Anyways Blackguard was fantastic and had a giant gong on stage which the singer would hit throughout the songs. They had great energy which I didn't get to fully appreciate because we sat down. The pit at The Galaxy is very small and there was some jerky guy whos father we met upon entering the venue. He was an oddity and would do funny hand motions when the band played. ANYWAYS so we watched the bands sitting down and were extremely tired so I wish it could have been different. But then Ensiferum came on. We were still sitting and still tired but I thoroughly enjoyed them. And this is weird for me to say (and it was probably cause I was worried for a certain person who I was texting at the time) but it got to a point where I wished there set would end. But at the same time I'm glad it didn't because they had an awesome setlist that Cory could not appreciate as much as me because he's anti old Ensiferum (I love old Ensiferum). Anyways it was a great time end of story. I just wish a certain hangout would have happened the previous day but I got to spend some time with my friend Britney instead so it was still a good day.

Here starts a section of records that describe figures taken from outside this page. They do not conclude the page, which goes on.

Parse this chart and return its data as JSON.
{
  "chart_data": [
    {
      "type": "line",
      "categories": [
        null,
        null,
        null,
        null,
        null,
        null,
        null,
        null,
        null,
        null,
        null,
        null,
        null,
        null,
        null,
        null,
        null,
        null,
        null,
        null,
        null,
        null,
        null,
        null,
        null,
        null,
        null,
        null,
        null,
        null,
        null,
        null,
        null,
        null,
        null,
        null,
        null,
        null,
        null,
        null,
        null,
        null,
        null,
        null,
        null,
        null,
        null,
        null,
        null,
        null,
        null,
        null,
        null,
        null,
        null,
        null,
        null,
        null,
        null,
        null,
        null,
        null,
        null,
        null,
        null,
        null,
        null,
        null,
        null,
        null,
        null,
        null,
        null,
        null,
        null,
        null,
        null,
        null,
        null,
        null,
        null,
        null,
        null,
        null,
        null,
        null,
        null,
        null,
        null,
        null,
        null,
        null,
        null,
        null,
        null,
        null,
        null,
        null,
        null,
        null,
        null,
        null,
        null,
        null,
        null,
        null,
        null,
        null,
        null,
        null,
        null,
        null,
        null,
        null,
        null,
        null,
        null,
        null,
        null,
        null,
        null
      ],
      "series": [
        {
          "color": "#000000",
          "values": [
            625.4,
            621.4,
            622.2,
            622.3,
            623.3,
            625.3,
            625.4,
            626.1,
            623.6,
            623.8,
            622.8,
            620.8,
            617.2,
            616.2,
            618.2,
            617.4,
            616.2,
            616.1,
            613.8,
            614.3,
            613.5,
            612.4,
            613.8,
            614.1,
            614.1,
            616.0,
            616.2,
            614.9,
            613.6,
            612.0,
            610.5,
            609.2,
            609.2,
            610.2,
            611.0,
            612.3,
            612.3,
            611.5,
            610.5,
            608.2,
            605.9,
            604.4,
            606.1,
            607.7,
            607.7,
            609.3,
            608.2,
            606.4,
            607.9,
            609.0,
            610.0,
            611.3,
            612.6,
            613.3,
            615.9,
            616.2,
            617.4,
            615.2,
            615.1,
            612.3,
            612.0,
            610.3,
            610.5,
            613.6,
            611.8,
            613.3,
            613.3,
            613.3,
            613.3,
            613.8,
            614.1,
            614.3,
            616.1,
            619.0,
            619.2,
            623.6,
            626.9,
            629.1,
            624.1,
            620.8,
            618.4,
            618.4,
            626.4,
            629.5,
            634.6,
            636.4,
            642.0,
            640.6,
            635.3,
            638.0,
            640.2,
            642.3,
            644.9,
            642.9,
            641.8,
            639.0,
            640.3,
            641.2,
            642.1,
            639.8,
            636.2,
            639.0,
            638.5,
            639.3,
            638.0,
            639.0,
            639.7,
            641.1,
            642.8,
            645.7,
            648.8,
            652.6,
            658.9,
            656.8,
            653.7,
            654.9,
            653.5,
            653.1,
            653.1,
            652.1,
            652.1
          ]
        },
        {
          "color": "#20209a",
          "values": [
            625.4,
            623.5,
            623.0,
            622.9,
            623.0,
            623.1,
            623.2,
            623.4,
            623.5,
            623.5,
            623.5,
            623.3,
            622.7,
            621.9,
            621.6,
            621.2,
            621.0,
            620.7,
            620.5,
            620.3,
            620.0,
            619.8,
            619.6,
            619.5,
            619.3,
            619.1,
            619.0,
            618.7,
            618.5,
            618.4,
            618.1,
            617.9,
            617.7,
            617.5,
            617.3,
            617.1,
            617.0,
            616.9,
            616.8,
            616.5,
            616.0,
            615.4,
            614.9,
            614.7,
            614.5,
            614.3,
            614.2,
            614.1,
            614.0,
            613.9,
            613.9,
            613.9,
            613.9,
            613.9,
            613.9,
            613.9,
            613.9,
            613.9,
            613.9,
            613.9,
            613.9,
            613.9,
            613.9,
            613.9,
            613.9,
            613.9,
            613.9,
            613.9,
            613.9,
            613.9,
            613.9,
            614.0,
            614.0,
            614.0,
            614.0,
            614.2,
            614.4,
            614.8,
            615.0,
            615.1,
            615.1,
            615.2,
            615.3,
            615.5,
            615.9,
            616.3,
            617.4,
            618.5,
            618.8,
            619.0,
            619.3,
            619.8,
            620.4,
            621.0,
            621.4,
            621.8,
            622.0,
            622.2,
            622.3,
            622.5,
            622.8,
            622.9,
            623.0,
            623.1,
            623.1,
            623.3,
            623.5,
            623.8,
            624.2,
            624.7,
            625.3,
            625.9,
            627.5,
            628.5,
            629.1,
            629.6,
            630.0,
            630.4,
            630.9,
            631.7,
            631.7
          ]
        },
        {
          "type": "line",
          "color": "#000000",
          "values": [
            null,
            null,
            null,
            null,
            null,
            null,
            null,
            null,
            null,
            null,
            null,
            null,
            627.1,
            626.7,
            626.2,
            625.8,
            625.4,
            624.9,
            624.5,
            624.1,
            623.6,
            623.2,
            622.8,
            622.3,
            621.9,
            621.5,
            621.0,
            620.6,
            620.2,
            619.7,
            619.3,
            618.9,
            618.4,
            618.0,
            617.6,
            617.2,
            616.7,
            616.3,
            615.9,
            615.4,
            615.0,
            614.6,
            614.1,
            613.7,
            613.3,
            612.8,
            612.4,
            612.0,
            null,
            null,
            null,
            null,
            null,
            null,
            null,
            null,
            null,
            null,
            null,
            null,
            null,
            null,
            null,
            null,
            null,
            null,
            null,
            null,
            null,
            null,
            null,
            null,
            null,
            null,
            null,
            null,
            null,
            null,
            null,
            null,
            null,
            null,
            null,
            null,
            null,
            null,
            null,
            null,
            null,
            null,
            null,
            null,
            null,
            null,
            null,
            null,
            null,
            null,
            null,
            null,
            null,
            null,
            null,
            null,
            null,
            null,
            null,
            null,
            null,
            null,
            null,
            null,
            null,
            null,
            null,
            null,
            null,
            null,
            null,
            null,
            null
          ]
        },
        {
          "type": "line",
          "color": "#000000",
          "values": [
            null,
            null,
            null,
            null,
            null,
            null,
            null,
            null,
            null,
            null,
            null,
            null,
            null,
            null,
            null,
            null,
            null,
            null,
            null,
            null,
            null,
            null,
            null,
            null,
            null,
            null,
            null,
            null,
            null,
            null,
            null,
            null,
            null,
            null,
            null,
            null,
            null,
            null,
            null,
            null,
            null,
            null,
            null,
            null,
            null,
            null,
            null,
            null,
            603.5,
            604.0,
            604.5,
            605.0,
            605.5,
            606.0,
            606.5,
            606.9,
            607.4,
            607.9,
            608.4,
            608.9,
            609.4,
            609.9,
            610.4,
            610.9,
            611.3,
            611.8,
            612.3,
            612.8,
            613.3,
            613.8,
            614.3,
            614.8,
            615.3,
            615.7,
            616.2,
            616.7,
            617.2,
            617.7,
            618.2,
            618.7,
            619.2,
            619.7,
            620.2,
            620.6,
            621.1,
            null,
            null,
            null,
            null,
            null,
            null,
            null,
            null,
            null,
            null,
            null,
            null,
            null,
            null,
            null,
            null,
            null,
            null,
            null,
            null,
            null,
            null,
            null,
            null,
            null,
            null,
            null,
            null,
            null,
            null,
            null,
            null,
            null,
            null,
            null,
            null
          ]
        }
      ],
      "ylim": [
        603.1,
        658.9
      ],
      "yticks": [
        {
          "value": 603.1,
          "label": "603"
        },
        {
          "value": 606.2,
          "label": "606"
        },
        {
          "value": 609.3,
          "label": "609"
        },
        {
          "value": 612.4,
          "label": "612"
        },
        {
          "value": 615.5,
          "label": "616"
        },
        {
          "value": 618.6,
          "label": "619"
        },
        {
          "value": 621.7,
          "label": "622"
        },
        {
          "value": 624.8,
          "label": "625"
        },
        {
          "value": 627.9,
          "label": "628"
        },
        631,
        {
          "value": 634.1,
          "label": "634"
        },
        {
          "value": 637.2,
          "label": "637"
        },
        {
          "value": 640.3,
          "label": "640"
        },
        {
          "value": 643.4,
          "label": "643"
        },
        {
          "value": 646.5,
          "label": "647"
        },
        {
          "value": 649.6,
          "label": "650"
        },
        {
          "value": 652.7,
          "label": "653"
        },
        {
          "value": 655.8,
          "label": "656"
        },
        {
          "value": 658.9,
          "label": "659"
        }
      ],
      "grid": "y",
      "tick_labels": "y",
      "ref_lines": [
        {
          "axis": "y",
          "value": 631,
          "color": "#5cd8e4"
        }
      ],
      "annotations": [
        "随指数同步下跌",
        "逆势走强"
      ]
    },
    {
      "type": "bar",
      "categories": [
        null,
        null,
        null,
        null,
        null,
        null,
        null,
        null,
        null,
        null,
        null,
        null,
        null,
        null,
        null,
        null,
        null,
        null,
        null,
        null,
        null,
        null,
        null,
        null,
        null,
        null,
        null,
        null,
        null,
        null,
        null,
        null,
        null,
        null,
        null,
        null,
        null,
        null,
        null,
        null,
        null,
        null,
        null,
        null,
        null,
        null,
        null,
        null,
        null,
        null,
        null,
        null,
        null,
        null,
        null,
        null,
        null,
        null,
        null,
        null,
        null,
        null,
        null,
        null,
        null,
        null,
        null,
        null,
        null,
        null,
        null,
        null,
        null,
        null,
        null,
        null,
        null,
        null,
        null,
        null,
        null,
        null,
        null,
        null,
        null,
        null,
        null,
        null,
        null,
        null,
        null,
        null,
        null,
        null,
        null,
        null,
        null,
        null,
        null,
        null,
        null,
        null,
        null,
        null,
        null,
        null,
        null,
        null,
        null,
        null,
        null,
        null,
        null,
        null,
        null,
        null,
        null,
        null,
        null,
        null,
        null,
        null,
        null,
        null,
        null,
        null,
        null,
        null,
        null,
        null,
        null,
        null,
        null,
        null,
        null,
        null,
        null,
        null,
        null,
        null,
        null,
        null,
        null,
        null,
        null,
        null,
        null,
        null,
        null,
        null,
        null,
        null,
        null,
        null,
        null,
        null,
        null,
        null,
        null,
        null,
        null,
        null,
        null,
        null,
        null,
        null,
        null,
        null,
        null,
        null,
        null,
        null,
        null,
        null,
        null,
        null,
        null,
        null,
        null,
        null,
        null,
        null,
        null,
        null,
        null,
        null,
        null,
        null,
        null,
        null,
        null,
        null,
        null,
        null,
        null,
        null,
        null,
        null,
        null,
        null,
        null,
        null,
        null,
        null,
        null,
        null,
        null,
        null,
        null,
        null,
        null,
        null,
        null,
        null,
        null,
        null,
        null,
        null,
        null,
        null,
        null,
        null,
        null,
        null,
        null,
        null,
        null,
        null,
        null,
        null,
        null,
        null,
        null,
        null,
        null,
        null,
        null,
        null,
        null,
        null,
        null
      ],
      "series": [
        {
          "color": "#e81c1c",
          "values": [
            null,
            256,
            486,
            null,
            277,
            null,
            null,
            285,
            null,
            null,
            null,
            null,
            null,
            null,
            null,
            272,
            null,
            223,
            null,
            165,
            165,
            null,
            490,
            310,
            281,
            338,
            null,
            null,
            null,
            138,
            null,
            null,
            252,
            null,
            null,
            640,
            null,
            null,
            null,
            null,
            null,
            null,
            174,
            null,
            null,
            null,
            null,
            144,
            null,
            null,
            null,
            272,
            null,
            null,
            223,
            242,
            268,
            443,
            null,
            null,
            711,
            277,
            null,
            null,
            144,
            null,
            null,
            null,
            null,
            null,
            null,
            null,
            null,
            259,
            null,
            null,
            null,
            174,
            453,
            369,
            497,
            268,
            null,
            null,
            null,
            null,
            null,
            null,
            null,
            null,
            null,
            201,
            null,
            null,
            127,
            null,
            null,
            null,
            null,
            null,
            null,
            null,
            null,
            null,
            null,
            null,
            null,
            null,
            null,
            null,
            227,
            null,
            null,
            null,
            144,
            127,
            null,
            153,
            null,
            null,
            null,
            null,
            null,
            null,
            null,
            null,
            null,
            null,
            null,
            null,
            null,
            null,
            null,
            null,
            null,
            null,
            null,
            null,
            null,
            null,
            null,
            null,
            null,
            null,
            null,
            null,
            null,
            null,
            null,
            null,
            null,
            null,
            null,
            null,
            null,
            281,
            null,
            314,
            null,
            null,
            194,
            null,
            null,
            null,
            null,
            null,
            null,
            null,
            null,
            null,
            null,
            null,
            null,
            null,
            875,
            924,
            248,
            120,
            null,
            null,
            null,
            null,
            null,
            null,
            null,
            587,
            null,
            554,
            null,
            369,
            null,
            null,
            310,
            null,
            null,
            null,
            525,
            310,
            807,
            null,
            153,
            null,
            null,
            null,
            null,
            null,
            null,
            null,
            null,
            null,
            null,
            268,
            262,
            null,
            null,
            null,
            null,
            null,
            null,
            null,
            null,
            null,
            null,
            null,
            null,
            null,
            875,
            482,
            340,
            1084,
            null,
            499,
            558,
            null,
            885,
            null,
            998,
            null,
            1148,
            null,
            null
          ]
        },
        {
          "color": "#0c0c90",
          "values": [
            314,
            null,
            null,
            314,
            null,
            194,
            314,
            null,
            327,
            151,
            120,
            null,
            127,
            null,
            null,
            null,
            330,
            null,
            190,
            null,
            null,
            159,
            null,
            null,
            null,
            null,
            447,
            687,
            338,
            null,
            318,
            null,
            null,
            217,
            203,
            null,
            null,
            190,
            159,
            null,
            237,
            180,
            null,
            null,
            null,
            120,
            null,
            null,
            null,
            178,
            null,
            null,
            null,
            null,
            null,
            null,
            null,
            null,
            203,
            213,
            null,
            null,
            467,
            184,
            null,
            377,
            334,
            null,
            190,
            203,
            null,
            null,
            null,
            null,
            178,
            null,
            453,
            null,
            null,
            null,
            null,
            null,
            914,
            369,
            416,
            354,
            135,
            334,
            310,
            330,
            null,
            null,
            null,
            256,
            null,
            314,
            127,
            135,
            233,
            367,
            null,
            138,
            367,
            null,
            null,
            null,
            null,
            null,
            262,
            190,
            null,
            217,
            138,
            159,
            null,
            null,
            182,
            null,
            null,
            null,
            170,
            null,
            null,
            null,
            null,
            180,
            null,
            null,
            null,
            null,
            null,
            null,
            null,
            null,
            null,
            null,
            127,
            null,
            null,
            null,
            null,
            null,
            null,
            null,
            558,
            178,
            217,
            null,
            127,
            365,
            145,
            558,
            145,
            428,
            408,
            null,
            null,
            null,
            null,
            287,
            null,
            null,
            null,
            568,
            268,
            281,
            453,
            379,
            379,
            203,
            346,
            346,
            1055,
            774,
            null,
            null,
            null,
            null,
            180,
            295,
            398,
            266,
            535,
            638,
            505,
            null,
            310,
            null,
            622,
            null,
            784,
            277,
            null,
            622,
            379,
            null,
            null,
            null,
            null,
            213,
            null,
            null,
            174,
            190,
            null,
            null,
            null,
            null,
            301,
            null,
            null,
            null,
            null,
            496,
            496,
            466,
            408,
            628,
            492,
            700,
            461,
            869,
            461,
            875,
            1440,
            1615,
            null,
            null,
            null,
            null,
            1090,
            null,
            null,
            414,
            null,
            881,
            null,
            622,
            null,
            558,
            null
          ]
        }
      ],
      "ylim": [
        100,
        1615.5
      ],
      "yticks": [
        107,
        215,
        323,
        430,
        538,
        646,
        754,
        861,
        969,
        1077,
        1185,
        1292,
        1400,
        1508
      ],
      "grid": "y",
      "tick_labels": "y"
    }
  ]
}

Saturday, November 7, 2009

In his hands

I know I've said this many times before, but its funny where life will take you. No scratch that. Where God will take you. You always think you have everything planned and its going to be super smooth but oft times it gets crumpled into a ball and thrown out the window and God's plan goes into action. I really like it. It might sound weird for me to say that I'm glad my plans don't go as planned but the reason I like it is because what I want to happen is nothing compared to what God wants to happen. It doesn't matter what I want to unfold. Plus I really like the surprises even if they end up being nasty. They make for life lessons and great stories.

The past few weeks I've been on my toes a lot. I mean its one of the most confusing things ever but I trust God will take care of me. It also reveals to me what I want out of situations. So in a sense God's plan is in full force but at the same time I'm learning. Thus I can choose to work through the situations or just walk away. Then God can chuckle to himself and say "I knew it".

I try not to dwell in the future. At least not in the distant future. I live day by day. In high school I would always dwell in the future and I would always be worrying. But of course at that time I had not accepted Jesus as my savior. But having him in my life makes everything so much easier and takes so much burden off my shoulders. I love it.